What was wrong with using Neolyst or Zhan 1B ? (what are these, by the way ?? Ruthenium catalysts) The authors mentioned that catalyst load and reaction solvent dilution were high. Upon decreasing catalyst load or increasing reaction concentration led to reduced product yield. Purification of product was an issue. I can see why a lot of effort was put into improving ring closure.
The colleagues at Merck tried three different approaches to form the macrocycle needed. They were 1) Pd-catalyzed intramolecular cross-coupling reactions, 2) ring-closing metathesis and 3) macrolactamization. I will just say that they did try some palladium cross-coupling reactions (you can refer to this paper if you are interested). The ring-closing metathesis was avoided due to a lot of the catalysts needed are under patent protection and with the approaching timeline were not feasible.
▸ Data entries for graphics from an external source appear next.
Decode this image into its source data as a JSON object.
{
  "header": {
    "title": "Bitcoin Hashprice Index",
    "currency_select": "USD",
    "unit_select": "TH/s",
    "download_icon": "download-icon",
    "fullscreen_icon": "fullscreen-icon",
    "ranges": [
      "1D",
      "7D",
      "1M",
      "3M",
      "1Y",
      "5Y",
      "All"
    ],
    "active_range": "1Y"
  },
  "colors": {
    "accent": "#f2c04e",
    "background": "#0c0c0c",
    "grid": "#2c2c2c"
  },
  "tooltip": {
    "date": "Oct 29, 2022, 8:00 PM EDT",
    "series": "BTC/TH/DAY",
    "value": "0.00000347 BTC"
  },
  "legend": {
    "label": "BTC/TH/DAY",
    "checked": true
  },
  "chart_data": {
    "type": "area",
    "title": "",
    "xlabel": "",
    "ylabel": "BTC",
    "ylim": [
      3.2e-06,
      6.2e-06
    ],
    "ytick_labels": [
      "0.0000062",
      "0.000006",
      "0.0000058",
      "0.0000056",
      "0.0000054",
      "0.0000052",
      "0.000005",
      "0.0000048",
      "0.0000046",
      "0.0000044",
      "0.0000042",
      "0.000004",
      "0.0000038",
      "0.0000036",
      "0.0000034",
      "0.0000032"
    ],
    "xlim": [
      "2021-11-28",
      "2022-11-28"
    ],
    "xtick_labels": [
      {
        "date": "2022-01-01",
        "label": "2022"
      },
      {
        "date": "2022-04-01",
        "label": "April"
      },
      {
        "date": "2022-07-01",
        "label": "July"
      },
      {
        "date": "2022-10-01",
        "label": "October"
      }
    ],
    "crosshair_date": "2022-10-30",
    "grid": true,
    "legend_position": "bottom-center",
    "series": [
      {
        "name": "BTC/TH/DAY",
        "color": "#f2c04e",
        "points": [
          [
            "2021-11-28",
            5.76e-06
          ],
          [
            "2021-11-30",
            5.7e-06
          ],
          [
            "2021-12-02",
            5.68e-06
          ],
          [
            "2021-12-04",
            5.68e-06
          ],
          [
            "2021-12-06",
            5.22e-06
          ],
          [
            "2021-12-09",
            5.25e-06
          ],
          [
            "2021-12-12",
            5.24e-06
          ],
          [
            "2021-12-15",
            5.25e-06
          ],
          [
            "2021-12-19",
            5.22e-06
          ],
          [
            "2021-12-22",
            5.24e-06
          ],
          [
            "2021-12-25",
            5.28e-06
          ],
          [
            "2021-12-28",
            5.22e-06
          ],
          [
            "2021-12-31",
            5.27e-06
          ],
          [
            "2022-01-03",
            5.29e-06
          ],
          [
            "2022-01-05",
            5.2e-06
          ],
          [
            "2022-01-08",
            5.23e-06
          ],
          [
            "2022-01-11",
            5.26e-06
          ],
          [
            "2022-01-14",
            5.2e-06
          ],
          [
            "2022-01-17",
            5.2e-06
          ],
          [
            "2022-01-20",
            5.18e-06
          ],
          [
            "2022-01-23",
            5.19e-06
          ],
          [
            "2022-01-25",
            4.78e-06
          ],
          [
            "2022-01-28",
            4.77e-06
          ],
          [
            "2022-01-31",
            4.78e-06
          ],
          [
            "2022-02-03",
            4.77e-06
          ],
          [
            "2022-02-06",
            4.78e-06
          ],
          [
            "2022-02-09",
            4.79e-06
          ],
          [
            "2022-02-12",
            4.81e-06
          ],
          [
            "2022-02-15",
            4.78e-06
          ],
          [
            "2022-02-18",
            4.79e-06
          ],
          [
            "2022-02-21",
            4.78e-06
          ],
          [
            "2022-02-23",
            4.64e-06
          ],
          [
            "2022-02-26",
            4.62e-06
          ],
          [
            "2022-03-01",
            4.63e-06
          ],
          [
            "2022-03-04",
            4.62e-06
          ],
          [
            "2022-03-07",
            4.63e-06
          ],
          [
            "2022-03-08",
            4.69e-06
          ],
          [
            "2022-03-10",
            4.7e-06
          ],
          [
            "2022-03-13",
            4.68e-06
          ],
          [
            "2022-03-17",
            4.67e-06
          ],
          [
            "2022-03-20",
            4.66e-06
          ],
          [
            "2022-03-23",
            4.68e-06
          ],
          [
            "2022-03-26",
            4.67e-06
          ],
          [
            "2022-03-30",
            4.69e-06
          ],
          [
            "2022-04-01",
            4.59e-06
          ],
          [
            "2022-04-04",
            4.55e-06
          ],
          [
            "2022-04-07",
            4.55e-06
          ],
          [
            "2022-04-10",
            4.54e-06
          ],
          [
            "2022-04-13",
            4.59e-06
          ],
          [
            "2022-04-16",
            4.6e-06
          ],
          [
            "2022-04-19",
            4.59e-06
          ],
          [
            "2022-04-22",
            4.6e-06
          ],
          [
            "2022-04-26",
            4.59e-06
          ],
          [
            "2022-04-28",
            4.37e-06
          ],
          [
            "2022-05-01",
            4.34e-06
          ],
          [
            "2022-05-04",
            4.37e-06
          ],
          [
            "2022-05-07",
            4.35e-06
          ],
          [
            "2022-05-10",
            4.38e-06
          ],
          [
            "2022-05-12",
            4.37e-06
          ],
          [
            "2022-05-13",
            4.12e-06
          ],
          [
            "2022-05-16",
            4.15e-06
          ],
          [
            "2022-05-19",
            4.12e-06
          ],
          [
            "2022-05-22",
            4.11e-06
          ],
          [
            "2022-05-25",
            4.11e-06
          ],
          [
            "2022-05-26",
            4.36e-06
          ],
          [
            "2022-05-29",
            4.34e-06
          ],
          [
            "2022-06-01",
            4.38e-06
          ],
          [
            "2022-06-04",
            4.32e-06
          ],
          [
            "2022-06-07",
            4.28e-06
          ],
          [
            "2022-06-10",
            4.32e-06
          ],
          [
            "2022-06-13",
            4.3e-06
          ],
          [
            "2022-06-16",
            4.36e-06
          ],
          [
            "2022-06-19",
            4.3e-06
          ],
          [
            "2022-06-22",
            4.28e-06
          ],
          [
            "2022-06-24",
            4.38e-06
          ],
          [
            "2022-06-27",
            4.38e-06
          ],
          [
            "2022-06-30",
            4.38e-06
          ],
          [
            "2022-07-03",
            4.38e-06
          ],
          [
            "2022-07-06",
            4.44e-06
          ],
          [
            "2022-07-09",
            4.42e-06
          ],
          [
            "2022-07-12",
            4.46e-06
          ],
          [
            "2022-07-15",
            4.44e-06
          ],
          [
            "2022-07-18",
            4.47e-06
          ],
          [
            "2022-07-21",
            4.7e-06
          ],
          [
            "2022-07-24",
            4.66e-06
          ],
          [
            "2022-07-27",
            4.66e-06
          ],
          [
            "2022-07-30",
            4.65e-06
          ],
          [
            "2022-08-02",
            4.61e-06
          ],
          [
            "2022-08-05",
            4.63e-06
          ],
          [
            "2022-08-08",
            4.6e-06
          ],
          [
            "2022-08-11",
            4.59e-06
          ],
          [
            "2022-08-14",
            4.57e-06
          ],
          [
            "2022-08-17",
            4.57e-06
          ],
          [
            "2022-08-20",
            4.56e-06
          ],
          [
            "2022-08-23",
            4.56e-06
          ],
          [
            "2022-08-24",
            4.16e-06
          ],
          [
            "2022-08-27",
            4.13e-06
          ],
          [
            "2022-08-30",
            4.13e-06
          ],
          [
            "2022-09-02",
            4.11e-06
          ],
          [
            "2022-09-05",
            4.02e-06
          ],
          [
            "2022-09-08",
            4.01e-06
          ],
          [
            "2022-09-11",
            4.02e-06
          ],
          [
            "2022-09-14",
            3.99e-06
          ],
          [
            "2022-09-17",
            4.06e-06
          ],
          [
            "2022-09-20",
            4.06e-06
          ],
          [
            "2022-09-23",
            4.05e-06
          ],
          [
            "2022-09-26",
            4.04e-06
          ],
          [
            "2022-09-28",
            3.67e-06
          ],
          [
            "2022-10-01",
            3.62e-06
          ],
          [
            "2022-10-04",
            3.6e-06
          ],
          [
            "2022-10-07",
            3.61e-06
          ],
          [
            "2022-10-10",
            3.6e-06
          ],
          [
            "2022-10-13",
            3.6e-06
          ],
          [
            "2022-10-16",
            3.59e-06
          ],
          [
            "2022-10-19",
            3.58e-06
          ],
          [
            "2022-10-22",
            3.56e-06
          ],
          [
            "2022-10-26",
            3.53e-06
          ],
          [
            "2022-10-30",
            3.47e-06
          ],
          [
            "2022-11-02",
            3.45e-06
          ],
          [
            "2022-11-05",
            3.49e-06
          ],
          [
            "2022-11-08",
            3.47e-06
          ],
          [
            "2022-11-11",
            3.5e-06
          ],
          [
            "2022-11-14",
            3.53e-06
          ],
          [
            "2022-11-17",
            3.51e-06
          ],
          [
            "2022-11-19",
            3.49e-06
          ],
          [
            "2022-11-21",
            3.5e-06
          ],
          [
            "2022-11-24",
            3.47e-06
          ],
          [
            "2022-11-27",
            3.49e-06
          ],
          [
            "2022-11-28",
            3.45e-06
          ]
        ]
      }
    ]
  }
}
I liked that this paper included the results from the Pd-catalyzed intramolecular cross-coupling reactions. The final process looked like the following:
Scheme 2. Process Development of Vaniprevir
With the final step, they found out that EDC/hydroxypyridine N-oxide provided good yield and provided an alternative to more expensive HATU. I didn’t find a yield from the Sonogashira product 17, going forward. The “zipper” reaction of 13 to form 14 is pretty interesting. I thought it was a pretty good process development paper in JOC.